⛧ 𝟎𝟎𝟐

1 mois plus tard


Comme chaque jour, depuis que je suis dans mon état végétatif, une infirmière vint me faire ma toilette. Elle me déshabilla soigneusement, comme si j'étais une poupée de chiffon, puis passai délicatement le savon tout le long de ma peau. J'aurais aimé avoir des frissons, mais tout ce que je ressentais, c'était la sensation de l'eau qui coulait sur ma peau. Les médecins avaient compris que j'étais éveillée, et avaient pris pour habitude de me parler, même si, malheureusement, je ne pouvais pas répondre en retour. Aucun signe d'amélioration n'est apparu. Mes journées étaient toutes les mêmes, et très honnêtement ?

C'était une torture.

« Alison, je vais t'essuyer et te rhabiller », me prévient l'infirmière.

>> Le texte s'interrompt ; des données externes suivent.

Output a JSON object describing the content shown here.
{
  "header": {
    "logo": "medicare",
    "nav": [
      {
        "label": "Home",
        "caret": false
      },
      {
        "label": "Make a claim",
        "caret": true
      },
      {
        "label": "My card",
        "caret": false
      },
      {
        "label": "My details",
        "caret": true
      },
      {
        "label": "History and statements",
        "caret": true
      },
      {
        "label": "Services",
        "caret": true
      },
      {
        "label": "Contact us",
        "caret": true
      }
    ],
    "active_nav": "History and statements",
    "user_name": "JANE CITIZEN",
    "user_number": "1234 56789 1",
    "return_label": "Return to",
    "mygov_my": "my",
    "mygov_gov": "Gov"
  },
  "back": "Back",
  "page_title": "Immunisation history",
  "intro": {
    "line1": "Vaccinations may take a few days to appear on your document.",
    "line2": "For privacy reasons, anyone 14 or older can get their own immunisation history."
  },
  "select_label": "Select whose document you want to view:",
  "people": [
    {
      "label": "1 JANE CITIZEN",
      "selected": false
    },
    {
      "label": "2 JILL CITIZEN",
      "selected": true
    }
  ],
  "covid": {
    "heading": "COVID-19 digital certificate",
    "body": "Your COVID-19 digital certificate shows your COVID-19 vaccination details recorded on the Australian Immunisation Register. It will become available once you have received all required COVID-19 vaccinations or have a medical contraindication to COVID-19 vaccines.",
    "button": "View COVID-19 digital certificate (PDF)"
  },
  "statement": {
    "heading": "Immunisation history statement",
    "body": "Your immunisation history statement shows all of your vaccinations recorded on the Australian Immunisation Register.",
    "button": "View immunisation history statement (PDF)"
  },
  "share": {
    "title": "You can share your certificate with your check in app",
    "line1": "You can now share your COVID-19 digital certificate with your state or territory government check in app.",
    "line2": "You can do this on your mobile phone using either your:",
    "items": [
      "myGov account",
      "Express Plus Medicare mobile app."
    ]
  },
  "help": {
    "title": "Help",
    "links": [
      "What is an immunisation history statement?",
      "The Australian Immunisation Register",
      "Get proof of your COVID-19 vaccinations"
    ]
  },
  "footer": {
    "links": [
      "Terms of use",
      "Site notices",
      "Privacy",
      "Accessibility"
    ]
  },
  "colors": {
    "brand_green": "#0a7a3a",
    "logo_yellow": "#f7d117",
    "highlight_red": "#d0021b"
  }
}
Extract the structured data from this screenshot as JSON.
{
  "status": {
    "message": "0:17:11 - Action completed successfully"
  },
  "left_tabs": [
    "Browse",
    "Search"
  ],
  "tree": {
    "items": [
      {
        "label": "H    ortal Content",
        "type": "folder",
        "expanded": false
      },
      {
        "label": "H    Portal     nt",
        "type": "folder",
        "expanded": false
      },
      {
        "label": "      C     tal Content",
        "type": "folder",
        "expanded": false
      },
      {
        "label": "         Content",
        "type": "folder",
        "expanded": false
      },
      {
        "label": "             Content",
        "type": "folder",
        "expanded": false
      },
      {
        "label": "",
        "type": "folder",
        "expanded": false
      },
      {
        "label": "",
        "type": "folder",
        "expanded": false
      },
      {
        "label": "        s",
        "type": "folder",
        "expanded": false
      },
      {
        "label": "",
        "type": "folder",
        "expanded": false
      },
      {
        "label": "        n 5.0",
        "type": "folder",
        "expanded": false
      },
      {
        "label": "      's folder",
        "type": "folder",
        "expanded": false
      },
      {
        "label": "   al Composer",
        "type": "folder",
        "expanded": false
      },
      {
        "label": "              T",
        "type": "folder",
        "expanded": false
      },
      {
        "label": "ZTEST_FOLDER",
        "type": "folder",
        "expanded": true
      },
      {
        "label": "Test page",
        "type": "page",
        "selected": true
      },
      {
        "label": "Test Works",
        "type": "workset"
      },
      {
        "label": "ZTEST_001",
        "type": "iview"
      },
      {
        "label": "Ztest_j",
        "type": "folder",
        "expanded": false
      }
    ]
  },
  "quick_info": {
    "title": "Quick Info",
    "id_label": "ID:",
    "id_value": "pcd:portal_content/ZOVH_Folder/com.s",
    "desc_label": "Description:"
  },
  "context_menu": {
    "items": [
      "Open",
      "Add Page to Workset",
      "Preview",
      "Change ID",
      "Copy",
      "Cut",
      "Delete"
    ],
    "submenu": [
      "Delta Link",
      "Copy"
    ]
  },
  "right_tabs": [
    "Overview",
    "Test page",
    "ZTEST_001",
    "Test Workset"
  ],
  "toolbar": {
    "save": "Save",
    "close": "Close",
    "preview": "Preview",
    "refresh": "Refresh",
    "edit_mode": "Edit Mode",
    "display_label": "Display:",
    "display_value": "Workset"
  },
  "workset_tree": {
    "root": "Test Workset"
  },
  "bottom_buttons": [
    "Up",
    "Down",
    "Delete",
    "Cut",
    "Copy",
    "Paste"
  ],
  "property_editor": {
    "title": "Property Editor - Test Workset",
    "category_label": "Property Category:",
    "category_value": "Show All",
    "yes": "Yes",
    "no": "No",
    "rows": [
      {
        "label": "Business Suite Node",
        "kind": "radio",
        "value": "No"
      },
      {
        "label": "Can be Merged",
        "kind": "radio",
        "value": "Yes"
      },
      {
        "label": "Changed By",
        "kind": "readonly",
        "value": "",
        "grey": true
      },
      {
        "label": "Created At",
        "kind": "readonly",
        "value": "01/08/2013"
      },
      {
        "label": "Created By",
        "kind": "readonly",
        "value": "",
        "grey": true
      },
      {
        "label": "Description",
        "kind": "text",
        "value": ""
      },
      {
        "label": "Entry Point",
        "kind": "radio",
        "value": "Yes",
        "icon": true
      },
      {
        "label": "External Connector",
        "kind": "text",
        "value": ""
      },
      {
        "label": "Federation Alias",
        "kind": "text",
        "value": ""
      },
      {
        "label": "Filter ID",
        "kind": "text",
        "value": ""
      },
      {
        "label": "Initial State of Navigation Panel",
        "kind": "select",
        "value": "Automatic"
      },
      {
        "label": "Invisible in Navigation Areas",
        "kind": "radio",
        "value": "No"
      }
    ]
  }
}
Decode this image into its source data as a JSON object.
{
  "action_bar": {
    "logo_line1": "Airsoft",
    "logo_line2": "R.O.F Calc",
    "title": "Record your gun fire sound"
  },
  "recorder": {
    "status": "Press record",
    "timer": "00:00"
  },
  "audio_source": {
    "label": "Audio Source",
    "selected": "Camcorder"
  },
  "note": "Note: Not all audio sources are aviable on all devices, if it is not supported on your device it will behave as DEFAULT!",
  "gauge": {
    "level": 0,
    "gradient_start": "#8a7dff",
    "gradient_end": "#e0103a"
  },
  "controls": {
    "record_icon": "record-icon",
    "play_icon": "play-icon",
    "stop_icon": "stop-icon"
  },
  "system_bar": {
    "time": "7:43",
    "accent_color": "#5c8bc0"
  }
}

Je hochai la tête intérieurement, comme s'il, elle pouvait le voir. Je sentis les tissus sur ma peau quelques secondes plus tard, signifiant qu'elle était en train de me vêtir. Sans sensation de chaud ni de froid, il m'était difficile de deviner la température de la pièce où je me trouvai. Tout ce qu'il me restait, c'était mon ouï et mon odeur.

Je me sentis porté, puis j'atterri sur une surface moelleuse. Retour à la case départ ; mon lit.

Mais c'était sans compter la visite du médecin et de mes parents.

« Coucou ma puce (me salua ma mère », elle s'assit sur le bord du lit et prit ma main dans la sienne, « J'espère que tu vas bien... »

Quelqu'un se racla la gorge.

« Bonjour, Alison. Je suis le Dr Anderson. Tu n'es pas sans savoir que tu es dans un état comateux depuis un mois déjà. Nous prenons en compte bien évidemment ton confort ici, mais tes parents ont eu une idée et ils aimeraient te faire une proposition ».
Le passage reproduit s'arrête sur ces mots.